L’application a été développée à la demande du gouvernement français, qui a promis que les données stockées ne seront gardées que quatorze jours. Pensez-vous que son origine (elle est proposée par le gouvernement), et son fonctionnement (la technologie bluetooth et le stockage pendant 14 jours), constituent une garantie du respect de la vie privée et permettent une protection efficace des données ?

Alors… Est-ce que le fait que l’application émane du gouvernement est une garantie en soi de la protection des données, je ne saurais me prononcer... Cela peut rassurer les utilisateurs de penser qu’il n’y a pas d’intérêts privés dans l'utilisation de leurs données.

 

En ce qui concerne la promesse que les données ne sont stockées que pendant quatorze jours : le stockage en central, par opposition au stockage en local, a des avantages et des inconvénients ; le stockage en central vous permet de savoir que vous êtes en contact direct avec un tiers de confiance.

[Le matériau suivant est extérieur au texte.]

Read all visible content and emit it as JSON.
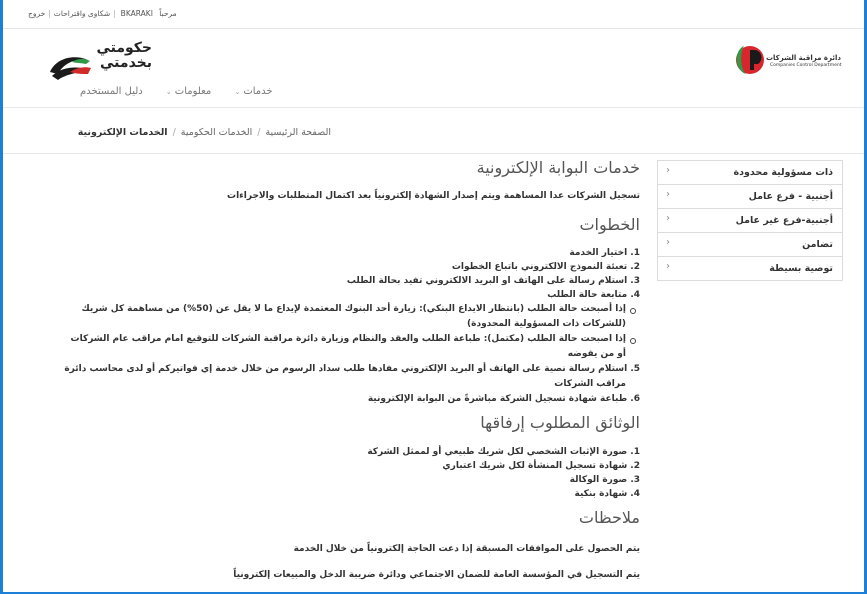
{
  "topbar": {
    "greeting": "مرحباً",
    "username": "BKARAKI",
    "complaints_link": "شكاوى واقتراحات",
    "logout_link": "خروج"
  },
  "brand": {
    "name_line1": "حكومتي",
    "name_line2": "بخدمتي"
  },
  "nav": {
    "services": "خدمات",
    "information": "معلومات",
    "user_guide": "دليل المستخدم"
  },
  "ccd": {
    "name": "دائرة مراقبة الشركات",
    "name_en": "Companies Control Department"
  },
  "breadcrumb": {
    "home": "الصفحة الرئيسية",
    "gov_services": "الخدمات الحكومية",
    "current": "الخدمات الإلكترونية"
  },
  "sidebar": {
    "items": [
      {
        "label": "ذات مسؤولية محدودة"
      },
      {
        "label": "أجنبية - فرع عامل"
      },
      {
        "label": "أجنبية-فرع غير عامل"
      },
      {
        "label": "تضامن"
      },
      {
        "label": "توصية بسيطة"
      }
    ]
  },
  "main": {
    "title": "خدمات البوابة الإلكترونية",
    "intro": "تسجيل الشركات عدا المساهمة ويتم إصدار الشهادة إلكترونياً بعد اكتمال المتطلبات والاجراءات",
    "steps_title": "الخطوات",
    "steps": [
      "1. اختيار الخدمة",
      "2. تعبئة النموذج الالكتروني باتباع الخطوات",
      "3. استلام رسالة على الهاتف او البريد الالكتروني تفيد بحالة الطلب",
      "4. متابعة حالة الطلب"
    ],
    "sub_bullets": [
      "إذا أصبحت حالة الطلب (بانتظار الايداع البنكي): زيارة أحد البنوك المعتمدة لإيداع ما لا يقل عن (50%) من مساهمة كل شريك",
      "(للشركات ذات المسؤولية المحدودة)",
      "إذا اصبحت حالة الطلب (مكتمل): طباعة الطلب والعقد والنظام وزيارة دائرة مراقبة الشركات للتوقيع امام مراقب عام الشركات",
      "أو من يفوضه"
    ],
    "steps_after": [
      "5. استلام رسالة نصية على الهاتف أو البريد الإلكتروني مفادها طلب سداد الرسوم من خلال خدمة إي فواتيركم أو لدى محاسب دائرة",
      "مراقب الشركات",
      "6. طباعة شهادة تسجيل الشركة مباشرةً من البوابة الإلكترونية"
    ],
    "docs_title": "الوثائق المطلوب إرفاقها",
    "docs": [
      "1. صورة الإثبات الشخصي لكل شريك طبيعي أو لممثل الشركة",
      "2. شهادة تسجيل المنشأة لكل شريك اعتباري",
      "3. صورة الوكالة",
      "4. شهادة بنكية"
    ],
    "notes_title": "ملاحظات",
    "notes": [
      "يتم الحصول على الموافقات المسبقة إذا دعت الحاجة إلكترونياً من خلال الخدمة",
      "يتم التسجيل في المؤسسة العامة للضمان الاجتماعي ودائرة ضريبة الدخل والمبيعات إلكترونياً"
    ]
  },
  "colors": {
    "frame_border": "#1d7fd8",
    "ccd_red": "#d8262c",
    "ccd_green": "#2f9a47"
  }
}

Concernant StopCovid, le tiers de confiance est donc l’État. Les utilisateurs peuvent donc être confortés dans l’idée que le stockage des données se fait dans un but d’utilité publique, de santé publique… Toutefois, cela implique un geste de confiance envers l’État, là où le stockage en local implique plus d’intérêts privés, mais ne nécessite pas d'accorder sa confiance à un tiers. Tout est stocké sur votre téléphone, et vous ne partagez vos informations avec personne.

 

Une petite question technique : le stockage en local n’implique-t-il pas de faire confiance à Apple, si on a un Iphone, ou à Google, si on a un smartphone qui fonctionne sur Android ?

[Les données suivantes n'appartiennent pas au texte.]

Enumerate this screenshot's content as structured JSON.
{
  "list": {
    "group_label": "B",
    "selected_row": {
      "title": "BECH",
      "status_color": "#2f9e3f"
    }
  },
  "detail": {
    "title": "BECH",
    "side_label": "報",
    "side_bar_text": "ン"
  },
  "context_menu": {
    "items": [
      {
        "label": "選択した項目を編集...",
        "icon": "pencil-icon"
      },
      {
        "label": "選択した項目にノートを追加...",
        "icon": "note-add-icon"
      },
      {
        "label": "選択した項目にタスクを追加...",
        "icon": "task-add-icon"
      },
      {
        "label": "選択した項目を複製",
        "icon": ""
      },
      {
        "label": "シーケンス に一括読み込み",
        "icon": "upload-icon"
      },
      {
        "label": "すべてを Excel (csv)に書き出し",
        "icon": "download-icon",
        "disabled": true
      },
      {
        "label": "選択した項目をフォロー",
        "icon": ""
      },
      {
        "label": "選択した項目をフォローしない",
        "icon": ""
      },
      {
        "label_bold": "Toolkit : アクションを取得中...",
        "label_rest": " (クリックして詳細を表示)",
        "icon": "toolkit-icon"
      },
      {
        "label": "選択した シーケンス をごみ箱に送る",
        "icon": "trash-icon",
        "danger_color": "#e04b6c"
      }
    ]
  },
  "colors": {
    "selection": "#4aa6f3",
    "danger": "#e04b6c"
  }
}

Cela dépend de ce qu’on entend par faire confiance. Dans le stockage en local, vous gardez le contrôle de vos données, puisque tout est stocké sur votre téléphone. Bien entendu, les constructeurs et les opérateurs ne devraient normalement pas avoir accès aux données stockées sur le téléphone. Vous partez du principe qu’elles sont chez vous, contrôlées par vous. Après, une dérive est toujours possible, mais il faut bien comprendre que le stockage en local n’est pas pensé pour cela.

 

L’application repose sur le principe du volontariat. Cela entre quelque peu en contradiction avec les exigences de l’application elle-même qui doit être téléchargée par un très grand nombre de personnes afin d’être efficace. D’ailleurs, elle ne rencontre pas beaucoup de succès. Seulement 2% de la population l’a téléchargée pour le moment. Doit-on craindre qu’en cas de deuxième vague, le gouvernement rende son téléchargement obligatoire ?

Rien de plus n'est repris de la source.